In December 2016, massive DDoS attack took down the DNS service provider Dyn in the US. On 12th May 2017, yet again computers in more than 150 countries were hit by mass cyberattack. This time, exploiting a Windows networking protocol to spread within networks, and demanding ransom. According to Europol – the European law enforcement agency, 200,000 computers have been affected.
WannaCry ransomware locks access to user files and demands payment of $300 (275 euros) in the virtual currency Bitcoin to release control of the files. If the payment is not given in three days, the price is doubled, and if none is received within seven days, the screen message threatens to delete the files.
While the most vulnerable were the ones who had not updated their Windows PC in the recent past. The hackers remain anonymous for now. Gratefully, a young security researcher in the U.K. discovered a “kill-switch” very soon curtailing further spread of the attack. According to sources, the ransomware just made over $50,000.

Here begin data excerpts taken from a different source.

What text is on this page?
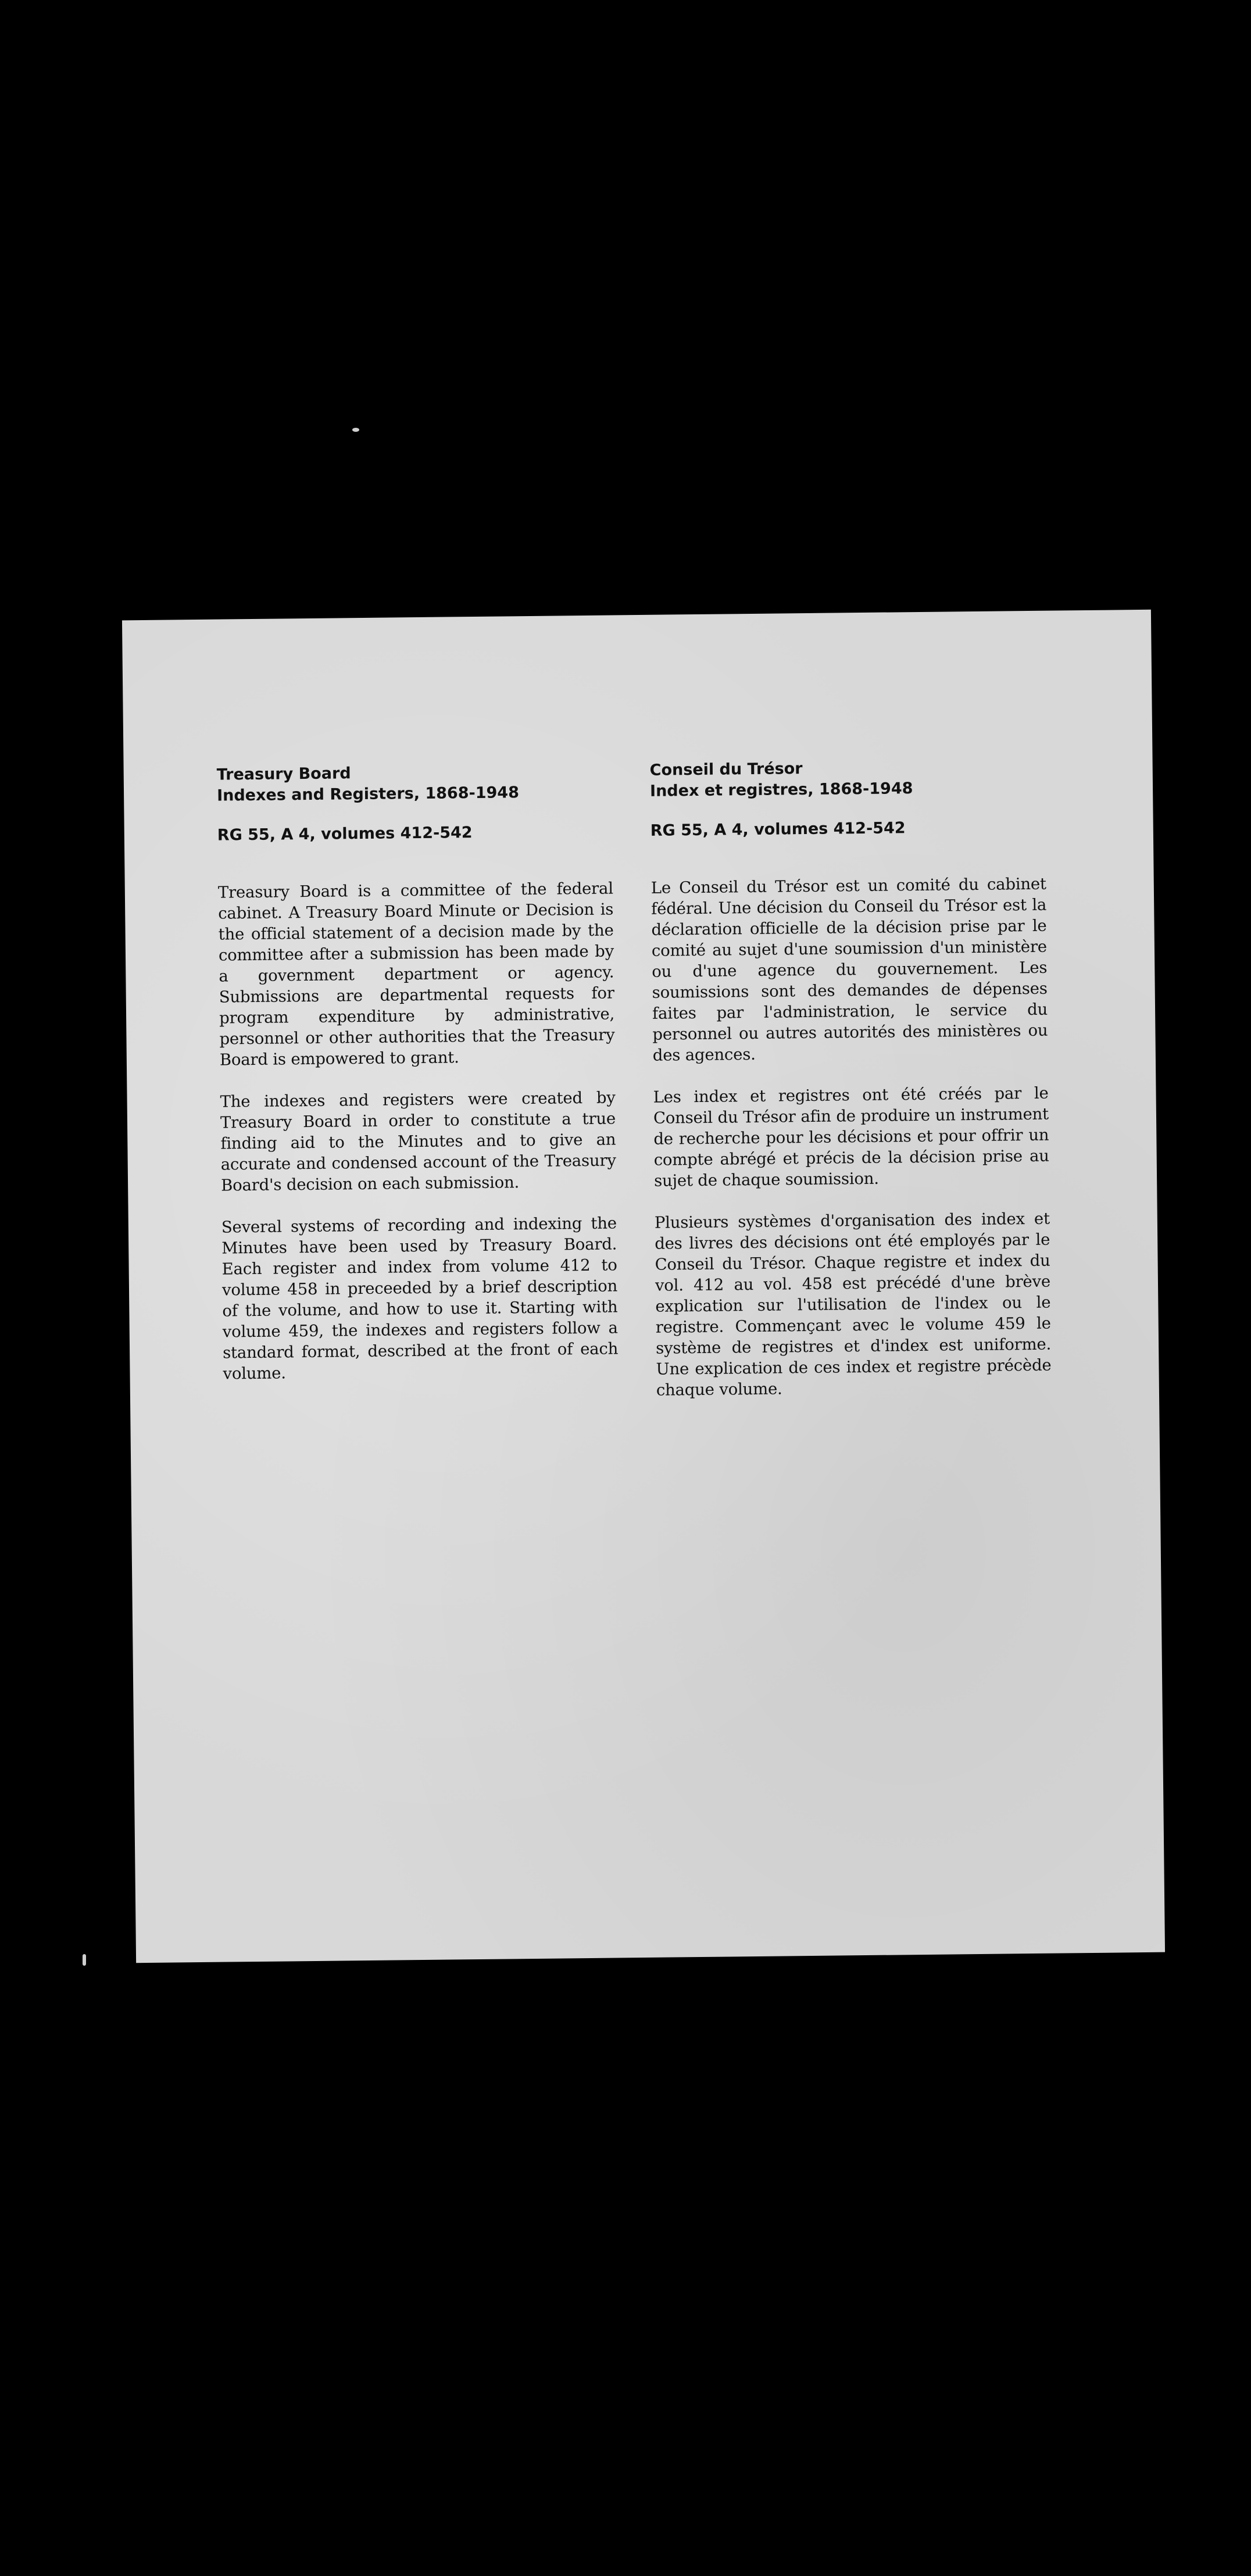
Treasury Board

Indexes and Registers, 1868-1948

RG 55, A 4, volumes 412-542

Treasury Board is a committee of the federal cabinet. A Treasury Board Minute or Decision is the official statement of a decision made by the committee after a submission has been made by a government department or agency. Submissions are departmental requests for program expenditure by administrative, personnel or other authorities that the Treasury Board is empowered to grant.

The indexes and registers were created by Treasury Board in order to constitute a true finding aid to the Minutes and to give an accurate and condensed account of the Treasury Board's decision on each submission.

Several systems of recording and indexing the Minutes have been used by Treasury Board. Each register and index from volume 412 to volume 458 in preceeded by a brief description of the volume, and how to use it. Starting with volume 459, the indexes and registers follow a standard format, described at the front of each volume.

Conseil du Trésor

Index et registres, 1868-1948

RG 55, A 4, volumes 412-542

Le Conseil du Trésor est un comité du cabinet fédéral. Une décision du Conseil du Trésor est la déclaration officielle de la décision prise par le comité au sujet d'une soumission d'un ministère ou d'une agence du gouvernement. Les soumissions sont des demandes de dépenses faites par l'administration, le service du personnel ou autres autorités des ministères ou des agences.

Les index et registres ont été créés par le Conseil du Trésor afin de produire un instrument de recherche pour les décisions et pour offrir un compte abrégé et précis de la décision prise au sujet de chaque soumission.

Plusieurs systèmes d'organisation des index et des livres des décisions ont été employés par le Conseil du Trésor. Chaque registre et index du vol. 412 au vol. 458 est précédé d'une brève explication sur l'utilisation de l'index ou le registre. Commençant avec le volume 459 le système de registres et d'index est uniforme. Une explication de ces index et registre précède chaque volume.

Some of the popular victims of ransomware include, US package delivery company FedEx, Britain, the Spanish telecoms giant Telefonica, the United Kingdom’s National Health Service, French carmaker Renault, Nissan, the German rail operator Deutsche Bahn. Russia’s interior ministry, their central bank and the railways.
What’s the solution?
As an urgent step, Microsoft released a patch for computers running older operating systems including Windows XP, Android Jelly Bean, Windows 7 and Windows Server 2003. A long lasting fix would be to rebuild a stronger hardware system, and update to avoid large disconnect between software upgrades and hardware release cycles.